In June 2020, Naval Sea Systems Command released the Naval Power and Energy Systems Technology Development Roadmap, which proposed strategies for developing technologies to vastly expand ship power capacity to support such systems as the SPY-6(v), rail guns, and directed-energy weapons such as lasers. At the time, Commander, Naval Sea Systems, Vice Admiral Thomas Moore, said the roadmap “aligns electric power and energy system development with increasing warfighter power needs.”
The roadmap underlines Navy efforts to build and field IPS/IED systems that Naval Sea Systems officials have said over many years will eliminate the infrastructure of separate gas turbines or diesels for propulsion and other power needs. In 1988, then-Chief of Naval Operations Admiral Carlisle Trost declared that integrated electric drive would be the method of propulsion for the next generation of surface combatants.

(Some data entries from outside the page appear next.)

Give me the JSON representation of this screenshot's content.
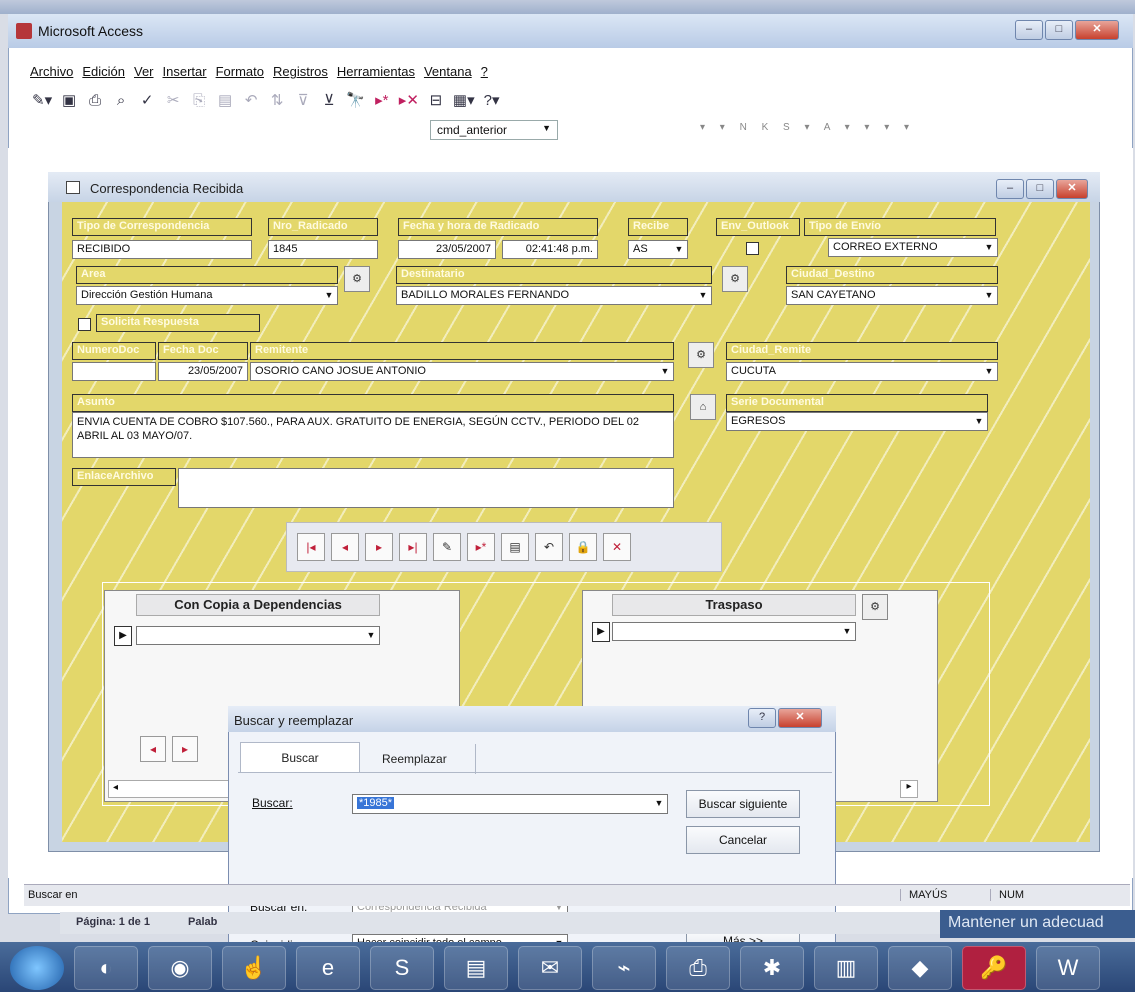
{
  "app": {
    "title": "Microsoft Access",
    "menu": [
      "Archivo",
      "Edición",
      "Ver",
      "Insertar",
      "Formato",
      "Registros",
      "Herramientas",
      "Ventana",
      "?"
    ],
    "object_box": "cmd_anterior"
  },
  "form": {
    "title": "Correspondencia Recibida",
    "labels": {
      "tipo_correspondencia": "Tipo de Correspondencia",
      "nro_radicado": "Nro_Radicado",
      "fecha_hora": "Fecha y hora de Radicado",
      "recibe": "Recibe",
      "env_outlook": "Env_Outlook",
      "tipo_envio": "Tipo de Envío",
      "area": "Area",
      "destinatario": "Destinatario",
      "ciudad_destino": "Ciudad_Destino",
      "solicita_respuesta": "Solicita Respuesta",
      "numero_doc": "NumeroDoc",
      "fecha_doc": "Fecha Doc",
      "remitente": "Remitente",
      "ciudad_remite": "Ciudad_Remite",
      "asunto": "Asunto",
      "serie_documental": "Serie Documental",
      "enlace_archivo": "EnlaceArchivo"
    },
    "values": {
      "tipo_correspondencia": "RECIBIDO",
      "nro_radicado": "1845",
      "fecha": "23/05/2007",
      "hora": "02:41:48 p.m.",
      "recibe": "AS",
      "tipo_envio": "CORREO EXTERNO",
      "area": "Dirección Gestión Humana",
      "destinatario": "BADILLO MORALES FERNANDO",
      "ciudad_destino": "SAN CAYETANO",
      "numero_doc": "",
      "fecha_doc": "23/05/2007",
      "remitente": "OSORIO CANO JOSUE ANTONIO",
      "ciudad_remite": "CUCUTA",
      "asunto": "ENVIA CUENTA DE COBRO $107.560., PARA AUX. GRATUITO DE ENERGIA, SEGÚN CCTV., PERIODO DEL 02 ABRIL AL 03 MAYO/07.",
      "serie_documental": "EGRESOS",
      "enlace_archivo": ""
    },
    "subforms": {
      "copia_header": "Con Copia a Dependencias",
      "traspaso_header": "Traspaso"
    }
  },
  "dialog": {
    "title": "Buscar y reemplazar",
    "tabs": [
      "Buscar",
      "Reemplazar"
    ],
    "buscar_label": "Buscar:",
    "buscar_value": "*1985*",
    "buscar_siguiente": "Buscar siguiente",
    "cancelar": "Cancelar",
    "buscar_en_label": "Buscar en:",
    "buscar_en_value": "Correspondencia Recibida",
    "coincidir_label": "Coincidir:",
    "coincidir_value": "Hacer coincidir todo el campo",
    "mas": "Más >>"
  },
  "status": {
    "left": "Buscar en",
    "mayus": "MAYÚS",
    "num": "NUM"
  },
  "word": {
    "pagina": "Página: 1 de 1",
    "palabras": "Palab",
    "mantener": "Mantener un adecuad"
  }
}
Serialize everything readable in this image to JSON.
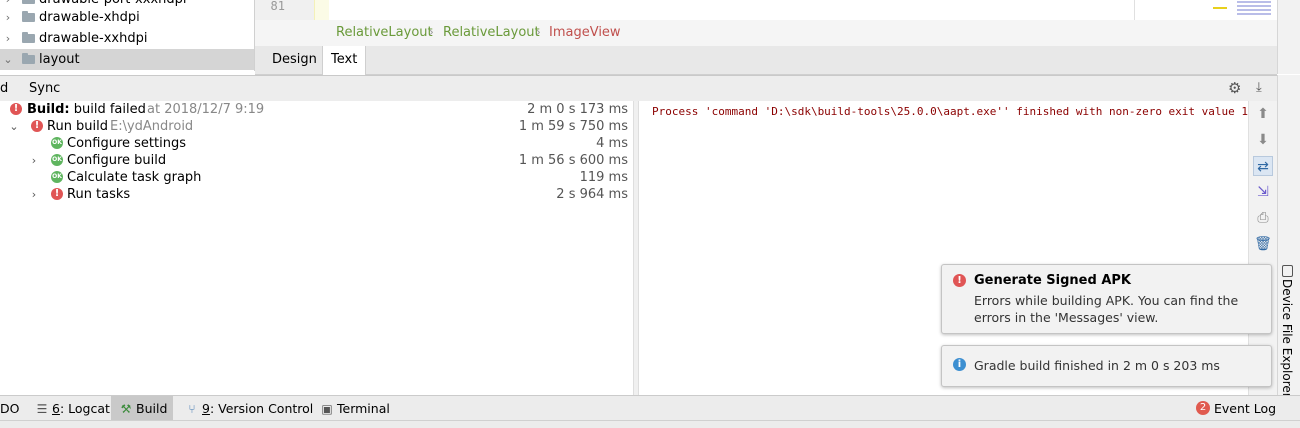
{
  "project_tree": {
    "items": [
      {
        "label": "drawable-port-xxxhdpi",
        "chevron": "›"
      },
      {
        "label": "drawable-xhdpi",
        "chevron": "›"
      },
      {
        "label": "drawable-xxhdpi",
        "chevron": "›"
      },
      {
        "label": "layout",
        "chevron": "⌄"
      }
    ]
  },
  "editor": {
    "line_number": "81",
    "breadcrumb": [
      "RelativeLayout",
      "RelativeLayout",
      "ImageView"
    ],
    "breadcrumb_colors": {
      "layout": "#6a9a3a",
      "view": "#c0504d"
    },
    "tabs": [
      "Design",
      "Text"
    ],
    "active_tab": "Text"
  },
  "build_window": {
    "header_tabs": [
      "d",
      "Sync"
    ],
    "tree": [
      {
        "name_bold": "Build:",
        "name": "build failed",
        "detail": "at 2018/12/7 9:19",
        "time": "2 m 0 s 173 ms",
        "status": "error"
      },
      {
        "name": "Run build",
        "detail": "E:\\ydAndroid",
        "time": "1 m 59 s 750 ms",
        "status": "error",
        "chevron": "⌄"
      },
      {
        "name": "Configure settings",
        "time": "4 ms",
        "status": "ok"
      },
      {
        "name": "Configure build",
        "time": "1 m 56 s 600 ms",
        "status": "ok",
        "chevron": "›"
      },
      {
        "name": "Calculate task graph",
        "time": "119 ms",
        "status": "ok"
      },
      {
        "name": "Run tasks",
        "time": "2 s 964 ms",
        "status": "error",
        "chevron": "›"
      }
    ],
    "ok_label": "OK",
    "error_label": "!",
    "console": "Process 'command 'D:\\sdk\\build-tools\\25.0.0\\aapt.exe'' finished with non-zero exit value 1"
  },
  "notifications": [
    {
      "title": "Generate Signed APK",
      "message": "Errors while building APK. You can find the errors in the 'Messages' view.",
      "type": "error",
      "color": "#e05555"
    },
    {
      "title": "",
      "message": "Gradle build finished in 2 m 0 s 203 ms",
      "type": "info",
      "color": "#3d8fd1"
    }
  ],
  "side_panel": {
    "device_file_explorer": "Device File Explorer"
  },
  "bottom_bar": {
    "todo": "DO",
    "logcat_num": "6",
    "logcat": ": Logcat",
    "build": "Build",
    "vcs_num": "9",
    "vcs": ": Version Control",
    "terminal": "Terminal",
    "event_count": "2",
    "event_log": "Event Log"
  }
}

The surface programs that followed made a lunge at electric drive. In the early 2000s, then-Navy Secretary Richard Danzig directed that the planned DD-21 program that became the Zumwalt-class destroyers would be the first true electric-drive ship. Eventually, the Zumwalt program dropped a revolutionary electric motor in favor of a proven technologically advanced induction motor. The Navy considered, then dropped, a hybrid electric-drive (HED) design for some of the Arleigh Burke class.
In 2015, Naval Sea Systems Command approved an HED architecture that incorporates an auxiliary power system of electric motors and zonal electrical distribution with gas turbines for the USS Makin Island (LHD-8), the last ship of the Wasp-class amphibious ships, and subsequently for the three America-class amphibious ships.
HII and Bath are ordering long-lead items for their later Flight III ships. Meanwhile, the PEO says the DDG(X) program office is working on conceptual designs and moving on to “collaboration with the DDG-51 shipyards to achieve the CNO targets for cost, schedule, and performance.”